What can shiitake do for us?
A well-grown shiitake can do wonders. Above all, it heals our immune system and provides it with the basic equipment for toughness in the fight against harmful viruses and bacteria. It helps treat high cholesterol, hyperacidity, stomach ulcers, gallstones, diabetes and anaemia. It contains beta-glucans, eritadenine, B and D type vitamins, copper, selenium, pantothenic acid, zinc and manganese. As I frequently follow the recommendations around Covid-19 checking what supplements we should take, it is these elements that are often emphasized. Shiitake is also talked about in connection with chemotherapeutic drugs in the treatment of cancer, because shiitake extract mitigates the toxic impact on healthy tissue. What can I say? Yes, let’s eat shiitake! Preferably regularly.

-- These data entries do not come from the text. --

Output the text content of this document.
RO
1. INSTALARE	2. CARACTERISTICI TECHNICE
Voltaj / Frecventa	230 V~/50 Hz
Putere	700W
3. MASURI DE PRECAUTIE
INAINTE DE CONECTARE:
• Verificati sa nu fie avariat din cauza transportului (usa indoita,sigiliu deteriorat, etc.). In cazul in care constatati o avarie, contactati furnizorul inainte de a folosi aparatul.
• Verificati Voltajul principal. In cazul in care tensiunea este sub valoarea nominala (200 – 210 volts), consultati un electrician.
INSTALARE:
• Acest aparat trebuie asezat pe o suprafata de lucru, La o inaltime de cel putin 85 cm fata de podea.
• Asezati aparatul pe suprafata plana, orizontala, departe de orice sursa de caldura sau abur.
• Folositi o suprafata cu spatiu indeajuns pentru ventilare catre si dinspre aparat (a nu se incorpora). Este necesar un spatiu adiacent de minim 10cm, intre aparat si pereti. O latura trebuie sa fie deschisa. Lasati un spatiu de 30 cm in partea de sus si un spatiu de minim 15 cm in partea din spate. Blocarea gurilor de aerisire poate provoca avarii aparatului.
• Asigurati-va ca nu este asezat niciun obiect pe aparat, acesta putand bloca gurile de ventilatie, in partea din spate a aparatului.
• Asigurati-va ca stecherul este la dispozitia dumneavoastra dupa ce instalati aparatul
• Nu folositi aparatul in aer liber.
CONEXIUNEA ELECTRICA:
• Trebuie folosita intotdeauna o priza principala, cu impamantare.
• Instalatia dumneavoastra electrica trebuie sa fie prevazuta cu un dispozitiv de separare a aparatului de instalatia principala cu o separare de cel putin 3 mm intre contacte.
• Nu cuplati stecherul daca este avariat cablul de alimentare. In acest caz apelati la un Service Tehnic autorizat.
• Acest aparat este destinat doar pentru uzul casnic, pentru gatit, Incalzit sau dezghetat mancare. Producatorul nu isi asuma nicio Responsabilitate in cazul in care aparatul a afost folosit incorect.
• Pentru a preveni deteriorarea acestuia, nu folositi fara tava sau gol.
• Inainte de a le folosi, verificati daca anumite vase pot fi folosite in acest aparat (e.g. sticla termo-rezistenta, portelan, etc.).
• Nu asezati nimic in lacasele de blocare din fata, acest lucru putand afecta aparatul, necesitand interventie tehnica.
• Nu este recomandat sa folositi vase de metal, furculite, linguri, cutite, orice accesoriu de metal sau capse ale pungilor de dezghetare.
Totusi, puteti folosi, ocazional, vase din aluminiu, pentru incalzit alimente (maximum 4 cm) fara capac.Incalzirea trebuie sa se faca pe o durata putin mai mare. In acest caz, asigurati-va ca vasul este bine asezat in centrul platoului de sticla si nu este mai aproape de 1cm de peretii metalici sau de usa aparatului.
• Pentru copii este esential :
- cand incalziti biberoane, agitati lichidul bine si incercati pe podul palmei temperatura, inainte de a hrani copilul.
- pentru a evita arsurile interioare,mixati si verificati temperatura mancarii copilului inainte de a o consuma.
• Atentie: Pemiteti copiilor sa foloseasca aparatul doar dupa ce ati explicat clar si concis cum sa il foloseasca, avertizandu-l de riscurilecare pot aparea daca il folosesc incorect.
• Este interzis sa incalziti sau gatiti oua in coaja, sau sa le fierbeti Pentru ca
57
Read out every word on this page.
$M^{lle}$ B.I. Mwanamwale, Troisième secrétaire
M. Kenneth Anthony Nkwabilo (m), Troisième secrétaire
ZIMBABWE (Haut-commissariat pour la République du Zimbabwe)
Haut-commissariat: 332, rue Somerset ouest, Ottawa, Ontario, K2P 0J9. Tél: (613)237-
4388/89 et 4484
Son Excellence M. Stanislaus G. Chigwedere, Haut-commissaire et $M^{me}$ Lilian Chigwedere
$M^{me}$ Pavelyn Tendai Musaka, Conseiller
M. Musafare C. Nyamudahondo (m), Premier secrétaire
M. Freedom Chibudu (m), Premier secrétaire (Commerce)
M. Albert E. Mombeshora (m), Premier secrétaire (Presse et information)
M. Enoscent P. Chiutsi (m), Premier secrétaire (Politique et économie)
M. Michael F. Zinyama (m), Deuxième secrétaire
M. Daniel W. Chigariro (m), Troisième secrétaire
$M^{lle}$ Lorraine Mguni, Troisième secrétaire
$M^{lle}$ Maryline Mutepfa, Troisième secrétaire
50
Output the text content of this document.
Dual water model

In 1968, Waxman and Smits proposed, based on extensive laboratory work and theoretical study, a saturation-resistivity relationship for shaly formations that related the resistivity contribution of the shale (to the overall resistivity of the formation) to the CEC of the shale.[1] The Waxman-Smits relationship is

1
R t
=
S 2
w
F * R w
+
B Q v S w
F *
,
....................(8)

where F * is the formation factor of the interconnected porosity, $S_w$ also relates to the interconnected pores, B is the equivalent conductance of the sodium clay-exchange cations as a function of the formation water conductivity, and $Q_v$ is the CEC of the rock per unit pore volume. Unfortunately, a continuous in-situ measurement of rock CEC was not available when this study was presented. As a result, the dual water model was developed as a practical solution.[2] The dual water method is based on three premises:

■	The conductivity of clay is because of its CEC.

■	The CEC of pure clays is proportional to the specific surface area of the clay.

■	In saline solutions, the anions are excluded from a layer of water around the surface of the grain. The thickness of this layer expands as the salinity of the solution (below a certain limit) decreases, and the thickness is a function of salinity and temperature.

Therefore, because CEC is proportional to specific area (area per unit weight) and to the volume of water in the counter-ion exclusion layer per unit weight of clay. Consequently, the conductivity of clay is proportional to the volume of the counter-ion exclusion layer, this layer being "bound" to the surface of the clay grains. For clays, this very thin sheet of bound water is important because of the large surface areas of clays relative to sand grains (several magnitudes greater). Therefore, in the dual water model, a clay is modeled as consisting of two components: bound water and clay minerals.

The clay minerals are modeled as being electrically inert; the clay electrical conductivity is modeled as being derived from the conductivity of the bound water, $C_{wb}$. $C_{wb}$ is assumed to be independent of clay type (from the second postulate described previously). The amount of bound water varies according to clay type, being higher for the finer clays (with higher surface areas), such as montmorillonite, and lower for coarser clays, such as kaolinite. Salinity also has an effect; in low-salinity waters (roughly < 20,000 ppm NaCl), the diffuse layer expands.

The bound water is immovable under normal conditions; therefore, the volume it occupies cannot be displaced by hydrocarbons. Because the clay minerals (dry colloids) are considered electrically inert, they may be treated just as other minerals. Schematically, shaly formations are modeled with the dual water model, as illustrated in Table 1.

Not only shiitake mushrooms are good
But it’s not just shiitake that heals. In Japan, other mushrooms are also commonly eaten – enoki mushrooms, which grow on eno tree, matsutake, which grow under pine trees, maitake, which got their name from the joyful dancing mau – mai, shimejitake or namekkotake. Take means mushroom. We use many of these mushrooms in Miyabi. Shiitake we prepare in many forms. Namekko is in our misoshiru soup, we have enoki as tempura or we simmer them with butter and a little soy sauce, yummy, and shimeji we use when we make a salad with daikon oroshi and yuzusu. We don’t use matsutake, even though we know about them. They are beyond our reach. They are classy mushrooms, for which one has to pay the hell. They are very valued in Japan and you can get, for example, two elegant pieces in a beautiful package as a valuable gift.
Nevertheless, whether it is this or another fungus, mushrooms are known to have a very aggressive and yet adaptable immune system, which we humans need also to thrive in an environment that is changing and that will stand up to us with an insidiousness that we do not expect. So please, let’s not weak ourselves with over pampering and all sorts of safety, but let’s be brave and assume that we have to take a little risk in the end. To enjoy and get more acquainted with Japanese mushrooms, this weekend is dedicated to the honour of shiitake and the like. We will offer our shiitake teriyaki, roasted shiitake and tempura awase with three kinds of mushrooms. Let’s celebrate mushrooms and take a lesson from them. They are tough. Shiitake especially. Glory of tenacity! Glory to toughness!